As the Obama administration’s evidence agenda rolls forward it is beginning to stir countervailing views on the appropriate use of evidence. What counts as evidence in the field of social policy? How should it be used? How will the challenges of replicating evidence-based programs be overcome?
This article asks those questions of three different experts in the field of evidence-based policy, each with a distinct view on the evidence debate: Jon Baron from the Coalition for Evidence-Based Policy, Lisbeth Schorr of the Center for the Study of Social Policy, and David Muhlhausen of the Heritage Foundation.
Rise of the Randomized Controlled Trial (RCT)
If you were looking for someone outside government whose thinking on evidence seems to have gained significant traction with executive branch officials in both the Bush and Obama administrations, it would be difficult to find a better organization than the Coalition for Evidence-Based Policy, headed by Jon Baron.
The nonpartisan Coalition’s views are so well respected by the current administration that the group’s work was prominently cited in a 2012 White House memo to federal agencies on the use of evidence in their budget requests. The reference was to the use of administrative data for low-cost, rigorous evaluations, something that received a leg up early this year when OMB released a new memo endorsing its use.

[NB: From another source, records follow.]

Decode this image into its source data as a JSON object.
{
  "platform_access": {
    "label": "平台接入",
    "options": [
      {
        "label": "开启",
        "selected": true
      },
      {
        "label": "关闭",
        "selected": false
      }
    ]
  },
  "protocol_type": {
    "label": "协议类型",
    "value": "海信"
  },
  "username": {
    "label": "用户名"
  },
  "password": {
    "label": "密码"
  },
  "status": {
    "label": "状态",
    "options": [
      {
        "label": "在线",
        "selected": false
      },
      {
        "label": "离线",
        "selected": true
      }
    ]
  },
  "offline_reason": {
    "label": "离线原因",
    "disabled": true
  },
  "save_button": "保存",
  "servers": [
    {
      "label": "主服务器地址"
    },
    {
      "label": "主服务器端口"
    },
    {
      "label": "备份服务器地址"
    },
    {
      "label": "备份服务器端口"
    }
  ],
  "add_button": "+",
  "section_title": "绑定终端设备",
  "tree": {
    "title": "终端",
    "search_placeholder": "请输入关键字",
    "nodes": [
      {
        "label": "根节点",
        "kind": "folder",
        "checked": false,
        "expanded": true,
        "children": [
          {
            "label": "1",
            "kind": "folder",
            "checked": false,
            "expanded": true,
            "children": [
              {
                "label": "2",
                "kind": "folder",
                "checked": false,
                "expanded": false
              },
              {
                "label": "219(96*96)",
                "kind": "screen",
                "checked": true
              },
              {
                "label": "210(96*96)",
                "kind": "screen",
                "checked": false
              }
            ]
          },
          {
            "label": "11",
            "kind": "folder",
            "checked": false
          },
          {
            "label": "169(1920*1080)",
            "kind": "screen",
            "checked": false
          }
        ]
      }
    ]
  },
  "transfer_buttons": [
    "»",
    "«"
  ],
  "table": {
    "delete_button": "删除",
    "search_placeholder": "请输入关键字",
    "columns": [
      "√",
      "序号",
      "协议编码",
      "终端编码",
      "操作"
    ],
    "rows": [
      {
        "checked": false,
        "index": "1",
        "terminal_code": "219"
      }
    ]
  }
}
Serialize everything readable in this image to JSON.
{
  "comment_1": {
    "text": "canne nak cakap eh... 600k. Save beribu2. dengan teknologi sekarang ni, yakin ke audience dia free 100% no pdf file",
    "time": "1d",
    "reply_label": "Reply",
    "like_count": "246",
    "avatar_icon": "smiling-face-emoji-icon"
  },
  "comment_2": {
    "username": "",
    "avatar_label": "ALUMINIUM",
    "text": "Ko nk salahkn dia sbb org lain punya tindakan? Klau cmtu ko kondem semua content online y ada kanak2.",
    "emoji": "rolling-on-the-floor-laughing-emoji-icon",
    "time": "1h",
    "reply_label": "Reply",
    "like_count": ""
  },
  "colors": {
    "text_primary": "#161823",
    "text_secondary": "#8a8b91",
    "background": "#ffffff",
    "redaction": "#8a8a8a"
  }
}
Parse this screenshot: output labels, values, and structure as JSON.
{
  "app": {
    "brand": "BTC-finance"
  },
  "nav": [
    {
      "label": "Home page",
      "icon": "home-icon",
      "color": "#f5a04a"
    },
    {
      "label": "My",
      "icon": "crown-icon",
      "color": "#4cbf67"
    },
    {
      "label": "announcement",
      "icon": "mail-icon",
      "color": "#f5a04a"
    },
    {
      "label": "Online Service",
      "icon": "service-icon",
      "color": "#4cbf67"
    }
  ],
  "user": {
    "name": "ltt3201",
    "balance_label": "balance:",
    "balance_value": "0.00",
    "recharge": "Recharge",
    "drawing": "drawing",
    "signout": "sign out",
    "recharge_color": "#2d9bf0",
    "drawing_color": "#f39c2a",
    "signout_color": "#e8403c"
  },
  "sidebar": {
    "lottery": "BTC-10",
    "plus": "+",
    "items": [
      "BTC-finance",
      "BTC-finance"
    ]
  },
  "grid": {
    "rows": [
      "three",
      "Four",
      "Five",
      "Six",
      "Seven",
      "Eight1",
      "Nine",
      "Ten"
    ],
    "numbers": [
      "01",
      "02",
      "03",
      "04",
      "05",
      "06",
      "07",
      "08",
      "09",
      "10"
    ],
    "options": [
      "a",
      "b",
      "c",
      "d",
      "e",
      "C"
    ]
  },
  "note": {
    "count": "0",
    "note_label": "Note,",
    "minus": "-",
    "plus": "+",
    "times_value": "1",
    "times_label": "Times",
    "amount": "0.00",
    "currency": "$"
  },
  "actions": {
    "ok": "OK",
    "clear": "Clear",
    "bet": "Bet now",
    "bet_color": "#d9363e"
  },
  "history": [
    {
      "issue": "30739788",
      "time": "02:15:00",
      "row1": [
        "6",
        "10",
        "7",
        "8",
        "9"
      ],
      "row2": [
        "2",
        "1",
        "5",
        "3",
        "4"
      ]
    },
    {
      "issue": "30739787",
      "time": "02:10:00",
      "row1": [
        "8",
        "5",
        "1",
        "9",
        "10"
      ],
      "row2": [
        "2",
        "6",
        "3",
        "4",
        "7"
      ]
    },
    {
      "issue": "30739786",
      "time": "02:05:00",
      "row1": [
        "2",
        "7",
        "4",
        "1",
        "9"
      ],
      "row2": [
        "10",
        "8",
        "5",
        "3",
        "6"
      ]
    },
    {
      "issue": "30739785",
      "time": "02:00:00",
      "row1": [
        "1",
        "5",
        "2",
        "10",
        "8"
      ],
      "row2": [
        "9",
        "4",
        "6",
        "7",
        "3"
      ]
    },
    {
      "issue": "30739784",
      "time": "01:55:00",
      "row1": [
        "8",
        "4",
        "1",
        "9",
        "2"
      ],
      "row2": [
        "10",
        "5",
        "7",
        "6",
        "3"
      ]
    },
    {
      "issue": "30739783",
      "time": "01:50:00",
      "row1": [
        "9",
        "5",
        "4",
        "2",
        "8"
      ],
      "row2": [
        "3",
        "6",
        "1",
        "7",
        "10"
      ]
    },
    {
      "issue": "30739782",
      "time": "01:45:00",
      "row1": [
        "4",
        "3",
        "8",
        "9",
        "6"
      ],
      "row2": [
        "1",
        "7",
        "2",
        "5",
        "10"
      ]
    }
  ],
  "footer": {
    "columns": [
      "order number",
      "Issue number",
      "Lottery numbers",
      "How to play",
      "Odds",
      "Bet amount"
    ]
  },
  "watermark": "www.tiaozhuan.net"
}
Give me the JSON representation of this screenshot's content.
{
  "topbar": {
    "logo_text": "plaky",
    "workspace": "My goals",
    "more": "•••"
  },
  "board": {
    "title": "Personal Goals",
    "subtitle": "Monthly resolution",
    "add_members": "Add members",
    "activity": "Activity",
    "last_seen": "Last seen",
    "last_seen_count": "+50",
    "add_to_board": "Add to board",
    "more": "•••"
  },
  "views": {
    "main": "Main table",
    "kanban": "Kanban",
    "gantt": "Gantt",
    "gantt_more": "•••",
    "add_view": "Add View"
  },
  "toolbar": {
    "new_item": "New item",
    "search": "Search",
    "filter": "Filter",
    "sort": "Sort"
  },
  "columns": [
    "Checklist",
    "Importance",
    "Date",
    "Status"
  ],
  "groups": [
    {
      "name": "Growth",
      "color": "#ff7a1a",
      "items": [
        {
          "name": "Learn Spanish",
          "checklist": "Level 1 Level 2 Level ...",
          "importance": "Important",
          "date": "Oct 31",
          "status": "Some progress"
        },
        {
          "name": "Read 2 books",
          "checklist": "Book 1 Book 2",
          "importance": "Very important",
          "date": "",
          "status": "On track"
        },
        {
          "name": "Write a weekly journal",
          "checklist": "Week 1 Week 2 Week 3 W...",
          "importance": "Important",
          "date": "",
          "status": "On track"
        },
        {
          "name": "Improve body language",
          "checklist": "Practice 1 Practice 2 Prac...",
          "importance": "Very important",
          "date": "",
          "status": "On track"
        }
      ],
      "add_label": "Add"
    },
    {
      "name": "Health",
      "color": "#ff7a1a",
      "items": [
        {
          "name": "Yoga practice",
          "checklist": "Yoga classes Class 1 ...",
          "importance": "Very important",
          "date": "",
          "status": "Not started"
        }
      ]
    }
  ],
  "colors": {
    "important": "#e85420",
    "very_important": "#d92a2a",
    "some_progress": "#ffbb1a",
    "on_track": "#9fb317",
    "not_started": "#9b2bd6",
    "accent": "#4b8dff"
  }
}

Baron’s organization is known for advocating the use of randomized controlled trials (RCTs), where feasible, to evaluate the effectiveness of social policies. In RCTs, program participants are randomly assigned to one of two groups: a treatment group that receives the tested program services, or another group, called the control group, that receives standard services. Randomly assigning participants to one of the two groups ensures that they are comparable in both observable characteristics, such as age, income level, and educational background, and unobservable characteristics, such as motivation and family support. At the end of the study, comparisons of outcomes between the groups are used to determine whether the tested program has produced results.
RCTs are sometimes called the “gold standard” for evaluating program effectiveness — although, as we shall see, there is some disagreement about this. Baron believes that large, well-conducted RCTs are needed because the results of other, more preliminary studies — including small, short-term RCTs and many non-randomized forms of evaluation — are too often not confirmed when they are subjected to more definitive RCT evaluations.